Another option to consider is separately listing the required files and fields in a file that defines a TIDES "profile". This could take the form of a JSON or CSV file. (Maybe CSV would be better for less technical users to define and read, such as writers of an RFP requiring data in TIDES format.) The absence of a file or a field would imply that the file or field is not required (but could still be optionally included). For example, in tabular format, one could have something like this in an RFP for a basic AVL system that isn't connected to doors, APC, or AFC, in a bus-only transit agency:
| File | Field | Notes |
|---|---|---|
| stop_visits | service_date | |
| stop_visits | trip_id_performed | |
| stop_visits | stop_sequence | |
| stop_visits | vehicle_id | |
| stop_visits | pattern_id | can be null when unknown |
| stop_visits | stop_id | can be null if the vehicle stops at an undefined location |
| stop_visits | actual_arrival_time | |
| stop_visits | actual_departure_time | |
| stop_visits | schedule_relationship | |
| vehicle_locations | location_ping_id | |
| vehicle_locations | service_date | |
| vehicle_locations | event_timestamp | records at least every 10 seconds when unit is on and vehicle is in motion |
| vehicle_locations | trip_id_performed | can be null when not in a defined trip |
| vehicle_locations | stop_sequence | can be null when not at a stop |
| vehicle_locations | vehicle_id | |
| vehicle_locations | pattern_id | can be null when unknown or not in a trip |
| vehicle_locations | stop_id | only defined when serving a stop |
| vehicle_locations | latitude | |
| vehicle_locations | longitude | |
| vehicle_locations | in_service | |
| vehicle_locations | schedule_relationship | |
| trips_performed | service_date | |
| trips_performed | trip_id_performed | |
| trips_performed | vehicle_id | |
| trips_performed | trip_id_scheduled | |
| trips_performed | route_id | |
| trips_performed | pattern_id | |
| trips_performed | direction_id | |
| trips_performed | block_id | |
| trips_performed | schedule_relationship |
If we standardize the format in which requirements to apps or vendors are specified, then it will be possible to define a collection of TIDES "profiles" that people can refer to and that can be loaded to a program that checks a dataset against the profile (well not the notes, but at least the presence of files and fields).
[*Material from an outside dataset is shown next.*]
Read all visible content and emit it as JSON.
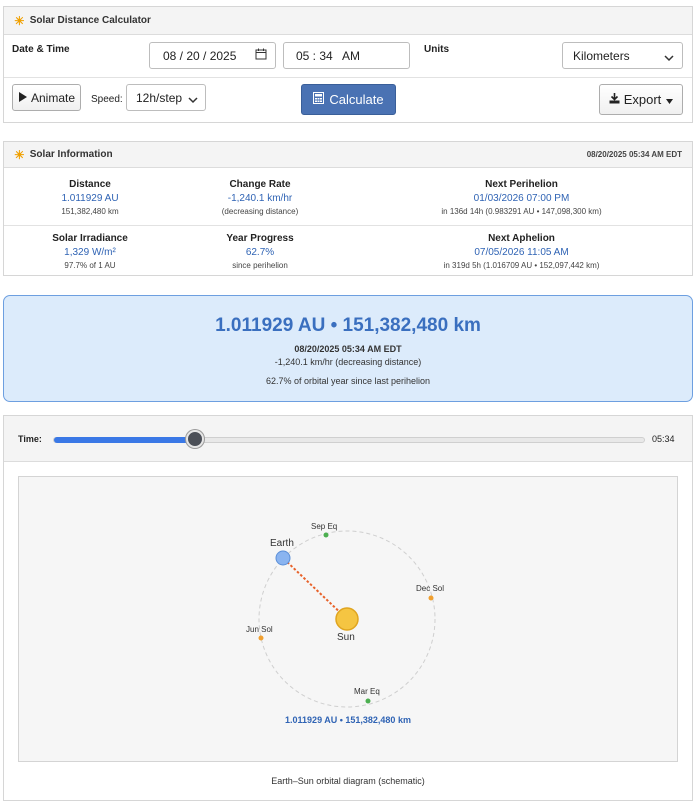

@e-lo , @jlstpaul , what do you think?
@gabriel-korbato is the profile you describe similar to the one @mpaine-act described above (on Dec 19)? They seem similar, but if not I'd like to understand the difference.
Overall I think this is a reasonable approach in the short term. In the long term, if we get a lot of different uses of TIDES data, it may become difficult to centrally manage these profiles, but for now it provides a good framework to develop the concept.
@jlstpaul Yes, very similar. I suggested a 3-column table instead of a single column table, but that's just a formatting difference and either would work. My third column with notes adds the possibility of defining extra requirements or clarifications that humans have to read, analyze, and check.